それだけは絶対に避けたいチェルノブイリの技術者たち。そこで奥の手かのように出力を一気に上げるために原子力の制御棒を9割方抜くという判断をしたのです。
原子炉の大爆発
原子炉の制御棒は原子の核分裂を安定させるための装置ですが、この制御棒を抜いたおかげで原子の分裂が活発に起こることになります。
このことで原子炉の出力は上がることになったのですか、制御棒を抜くということは核分裂のコントロールを効かなくするということ。核をコントロールできないものは要するに核爆弾とほとんど同じ状態であるため、原子炉はいつばくはつするかわからない爆弾となってしまったのです。制御棒を抜いたおかげで原子炉の出力は大幅に上がるようになります。
さらに、原子炉の実験によって原子炉を冷やす冷却水を送らなくしたため原子炉内の水蒸気が増加。炉心では水蒸気の圧力が急激に上がり原子炉の爆発のカウントダウンが迫ることになるのです。
原子炉は水蒸気の圧力で制御不能状態に陥り、この時ようやくチェルノブイリの技術者たちは異変に気づきます。
技術者は緊急停止装置を押して制御棒を一斉に入れるのですが、時はもうすでに遅かった。

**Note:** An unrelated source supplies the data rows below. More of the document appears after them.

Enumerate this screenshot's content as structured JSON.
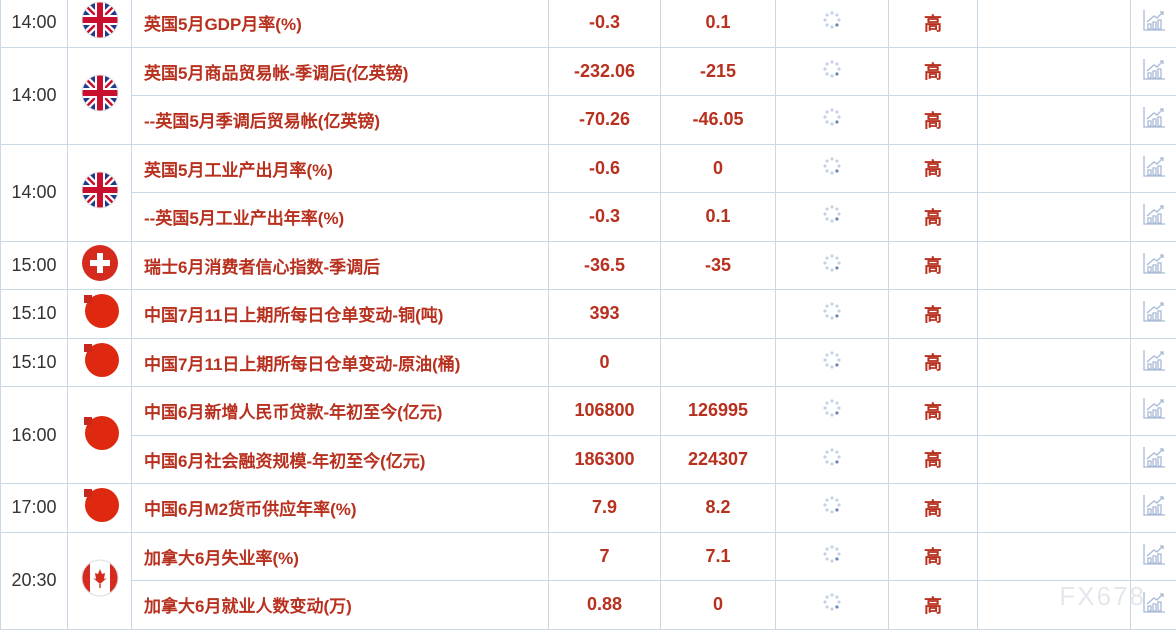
{
  "colors": {
    "accent": "#b8301e",
    "grid": "#c9d7e6"
  },
  "groups": [
    {
      "time": "14:00",
      "flag": "uk-flag-icon",
      "rows": [
        {
          "event": "英国5月GDP月率(%)",
          "previous": "-0.3",
          "forecast": "0.1",
          "importance": "高"
        }
      ]
    },
    {
      "time": "14:00",
      "flag": "uk-flag-icon",
      "rows": [
        {
          "event": "英国5月商品贸易帐-季调后(亿英镑)",
          "previous": "-232.06",
          "forecast": "-215",
          "importance": "高"
        },
        {
          "event": "--英国5月季调后贸易帐(亿英镑)",
          "previous": "-70.26",
          "forecast": "-46.05",
          "importance": "高"
        }
      ]
    },
    {
      "time": "14:00",
      "flag": "uk-flag-icon",
      "rows": [
        {
          "event": "英国5月工业产出月率(%)",
          "previous": "-0.6",
          "forecast": "0",
          "importance": "高"
        },
        {
          "event": "--英国5月工业产出年率(%)",
          "previous": "-0.3",
          "forecast": "0.1",
          "importance": "高"
        }
      ]
    },
    {
      "time": "15:00",
      "flag": "switzerland-flag-icon",
      "rows": [
        {
          "event": "瑞士6月消费者信心指数-季调后",
          "previous": "-36.5",
          "forecast": "-35",
          "importance": "高"
        }
      ]
    },
    {
      "time": "15:10",
      "flag": "china-flag-icon",
      "rows": [
        {
          "event": "中国7月11日上期所每日仓单变动-铜(吨)",
          "previous": "393",
          "forecast": "",
          "importance": "高"
        }
      ]
    },
    {
      "time": "15:10",
      "flag": "china-flag-icon",
      "rows": [
        {
          "event": "中国7月11日上期所每日仓单变动-原油(桶)",
          "previous": "0",
          "forecast": "",
          "importance": "高"
        }
      ]
    },
    {
      "time": "16:00",
      "flag": "china-flag-icon",
      "rows": [
        {
          "event": "中国6月新增人民币贷款-年初至今(亿元)",
          "previous": "106800",
          "forecast": "126995",
          "importance": "高"
        },
        {
          "event": "中国6月社会融资规模-年初至今(亿元)",
          "previous": "186300",
          "forecast": "224307",
          "importance": "高"
        }
      ]
    },
    {
      "time": "17:00",
      "flag": "china-flag-icon",
      "rows": [
        {
          "event": "中国6月M2货币供应年率(%)",
          "previous": "7.9",
          "forecast": "8.2",
          "importance": "高"
        }
      ]
    },
    {
      "time": "20:30",
      "flag": "canada-flag-icon",
      "rows": [
        {
          "event": "加拿大6月失业率(%)",
          "previous": "7",
          "forecast": "7.1",
          "importance": "高"
        },
        {
          "event": "加拿大6月就业人数变动(万)",
          "previous": "0.88",
          "forecast": "0",
          "importance": "高"
        }
      ]
    }
  ],
  "watermark": "FX678"
}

制御棒を入れたところで焼け石に水の状態ですし、さらには制御棒を入れる時には一瞬出力が大幅に上がる仕組みだったのです。さらにその制御棒すらも途中で引っかかり先端部分しか入らない状態となってしまい、そのため制御棒を入れた瞬間原子炉が水蒸気爆発。原子炉は停止しついに爆発事故が起こったのでした。